The Labour party document, New Direction, New Priorities, is likely to be greeted with broad approval. Few would begrudge extra spending on health, education, childcare or the elderly - but only if the money spent translated into positive results. The notion of forgoing tax cuts could also be very contentious.
As Finance spokesperson Mr Derek McDowell put it: "Labour are offering an alternative choice to the Irish people. As an alternative to the approach of tax cuts and meagre investment in public services, we are offering worldclass public services in exchange for moderate and targeted tax reforms."
The problem is that the budgets for the Departments of Health and Education have been raised significantly in recent years, but there are still acute shortages of beds in hospitals, and schools are being threatened with a strike by discontented teachers.
The real problem for any administration trying to implement such a plan would be deliverability. As Labour leader Mr Ruari Quinn admitted when launching the document yesterday, the party has been calling for increases in public services spending for many years. The difference now, he says, is the money is there to do it.
The trade-off is a slowdown in tax cuts or possibly no further tax cuts in addition to those promised in the Programme for Prosperity and Fairness. Labour would use this money to exclude the first £200 of earned income from tax, but further cuts would be unlikely. This would amount to £500 million in tax cuts in 2001 and 2002 followed by £400 million a year in £2003 and 2004.
Many would argue that cutting taxes is necessary to encourage more workers back to the State and more women into the workforce.
The party argues that Government expenditure as a proportion of Gross National Product (GNP) is, at 39 per cent, behind many other European countries. In GDP terms, which is approximately the same as GNP for most other states, Sweden tops the league at 56.4 per cent, with Holland at 45.2 per cent.
Of course, as Fianna Fail pointed out yesterday, large public spending is not in itself a good yardstick.
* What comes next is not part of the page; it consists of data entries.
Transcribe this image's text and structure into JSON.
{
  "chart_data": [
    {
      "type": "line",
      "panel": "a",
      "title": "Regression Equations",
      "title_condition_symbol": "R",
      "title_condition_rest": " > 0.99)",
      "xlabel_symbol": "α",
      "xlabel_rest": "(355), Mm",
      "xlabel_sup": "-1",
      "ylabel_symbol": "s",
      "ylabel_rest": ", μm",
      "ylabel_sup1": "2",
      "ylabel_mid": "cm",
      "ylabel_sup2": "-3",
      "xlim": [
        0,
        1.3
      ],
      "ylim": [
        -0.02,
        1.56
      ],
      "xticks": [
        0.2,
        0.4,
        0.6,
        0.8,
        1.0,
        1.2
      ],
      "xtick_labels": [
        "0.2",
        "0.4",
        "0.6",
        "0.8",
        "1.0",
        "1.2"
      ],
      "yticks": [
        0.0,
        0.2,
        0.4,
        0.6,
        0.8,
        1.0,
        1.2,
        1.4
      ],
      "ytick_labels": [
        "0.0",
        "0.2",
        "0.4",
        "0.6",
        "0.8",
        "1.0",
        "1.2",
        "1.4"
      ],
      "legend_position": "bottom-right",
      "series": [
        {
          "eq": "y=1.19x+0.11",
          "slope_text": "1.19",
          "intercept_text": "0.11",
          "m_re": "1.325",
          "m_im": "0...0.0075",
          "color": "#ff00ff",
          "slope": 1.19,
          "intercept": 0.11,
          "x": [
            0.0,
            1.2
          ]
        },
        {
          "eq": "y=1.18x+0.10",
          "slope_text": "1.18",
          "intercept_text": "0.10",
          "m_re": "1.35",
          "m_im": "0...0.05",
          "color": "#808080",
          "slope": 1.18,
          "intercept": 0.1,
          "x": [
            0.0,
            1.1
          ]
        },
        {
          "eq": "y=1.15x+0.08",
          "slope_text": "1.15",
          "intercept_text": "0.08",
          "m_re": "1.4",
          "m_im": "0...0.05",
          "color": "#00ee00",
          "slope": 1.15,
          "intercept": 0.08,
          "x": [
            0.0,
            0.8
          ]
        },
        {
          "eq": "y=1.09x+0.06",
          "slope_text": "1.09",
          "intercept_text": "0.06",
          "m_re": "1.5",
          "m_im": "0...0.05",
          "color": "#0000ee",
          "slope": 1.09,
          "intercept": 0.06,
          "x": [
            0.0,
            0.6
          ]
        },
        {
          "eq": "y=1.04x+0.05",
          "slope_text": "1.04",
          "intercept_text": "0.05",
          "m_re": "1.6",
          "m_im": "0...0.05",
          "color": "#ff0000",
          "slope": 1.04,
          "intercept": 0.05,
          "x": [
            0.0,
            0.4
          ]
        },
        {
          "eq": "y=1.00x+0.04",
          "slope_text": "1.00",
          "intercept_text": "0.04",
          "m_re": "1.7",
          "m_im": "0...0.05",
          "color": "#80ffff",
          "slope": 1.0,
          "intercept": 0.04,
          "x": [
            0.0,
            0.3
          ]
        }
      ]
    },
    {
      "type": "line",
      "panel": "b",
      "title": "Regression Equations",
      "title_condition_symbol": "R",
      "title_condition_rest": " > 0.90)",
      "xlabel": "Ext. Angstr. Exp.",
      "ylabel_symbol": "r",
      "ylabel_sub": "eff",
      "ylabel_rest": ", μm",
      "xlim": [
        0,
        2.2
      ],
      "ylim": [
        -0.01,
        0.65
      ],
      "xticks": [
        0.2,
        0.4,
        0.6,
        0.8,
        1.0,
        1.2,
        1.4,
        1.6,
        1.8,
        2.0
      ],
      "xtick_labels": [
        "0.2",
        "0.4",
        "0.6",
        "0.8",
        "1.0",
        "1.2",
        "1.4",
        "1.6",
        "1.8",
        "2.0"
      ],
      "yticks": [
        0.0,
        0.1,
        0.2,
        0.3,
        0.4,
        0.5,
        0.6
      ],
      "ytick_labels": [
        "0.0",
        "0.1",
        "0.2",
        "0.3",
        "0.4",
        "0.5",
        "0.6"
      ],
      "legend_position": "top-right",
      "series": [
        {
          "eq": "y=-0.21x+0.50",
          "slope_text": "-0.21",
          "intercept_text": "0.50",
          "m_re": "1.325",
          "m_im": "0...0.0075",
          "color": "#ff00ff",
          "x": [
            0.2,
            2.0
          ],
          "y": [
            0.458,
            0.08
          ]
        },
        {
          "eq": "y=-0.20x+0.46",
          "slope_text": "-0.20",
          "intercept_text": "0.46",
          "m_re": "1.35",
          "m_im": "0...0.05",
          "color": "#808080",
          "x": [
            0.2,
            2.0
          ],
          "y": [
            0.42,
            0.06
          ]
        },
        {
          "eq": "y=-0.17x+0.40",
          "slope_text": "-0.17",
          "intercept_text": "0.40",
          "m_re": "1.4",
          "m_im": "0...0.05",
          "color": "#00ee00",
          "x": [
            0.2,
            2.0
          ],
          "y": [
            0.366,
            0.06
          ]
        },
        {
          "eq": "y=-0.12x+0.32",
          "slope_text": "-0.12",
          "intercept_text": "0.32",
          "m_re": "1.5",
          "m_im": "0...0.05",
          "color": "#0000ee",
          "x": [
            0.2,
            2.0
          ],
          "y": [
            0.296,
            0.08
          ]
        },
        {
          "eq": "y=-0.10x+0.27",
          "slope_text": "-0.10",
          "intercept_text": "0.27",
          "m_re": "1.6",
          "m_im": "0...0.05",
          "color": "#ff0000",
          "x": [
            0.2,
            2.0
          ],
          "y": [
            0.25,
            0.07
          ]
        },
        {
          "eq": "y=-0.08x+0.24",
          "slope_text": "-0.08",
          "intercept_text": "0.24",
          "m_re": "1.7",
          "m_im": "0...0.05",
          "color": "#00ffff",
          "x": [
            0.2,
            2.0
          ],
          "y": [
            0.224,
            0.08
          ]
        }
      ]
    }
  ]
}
Public spending was at its most excessive when the Government was nearly bankrupt and unemployment was at its highest.
But according to Labour, the idea that cutting spending is a precondition for economic success no longer applies.
Neither scenario is wholly correct. The US performs extremely well with low levels of State support whereas many European economies have better public support and structures but are not growing as quickly. That is the political choice.
Overall, Labour proposes to spend an additional £3 billion over three years. That would increase day-to-day Government spending by as much as 15.4 per cent in 2001. The document assumes the Government will increase spending by 9.6 per cent this year and 7.8 per cent next year. Its plans would boost these figures by around 5 per cent to 15.4 per cent and 12.4 per cent respectively, falling to 9.1 per cent in 2003.
Forgoing tax cuts has implications for pay in both public and private sectors. Yesterday the party's finance spokesperson, Mr Derek McDowell, said corporate profits would have to bear some of the brunt of increased pay demands in the private sector. He admitted public sector pay increases would be needed but said these should be based on productivity and the reality of the ongoing benchmarking review.
Labour's catalogue of areas where the money could be usefully spent is long ranging. But the document lacks specifics, which it says will be gradually unveiled over the coming months.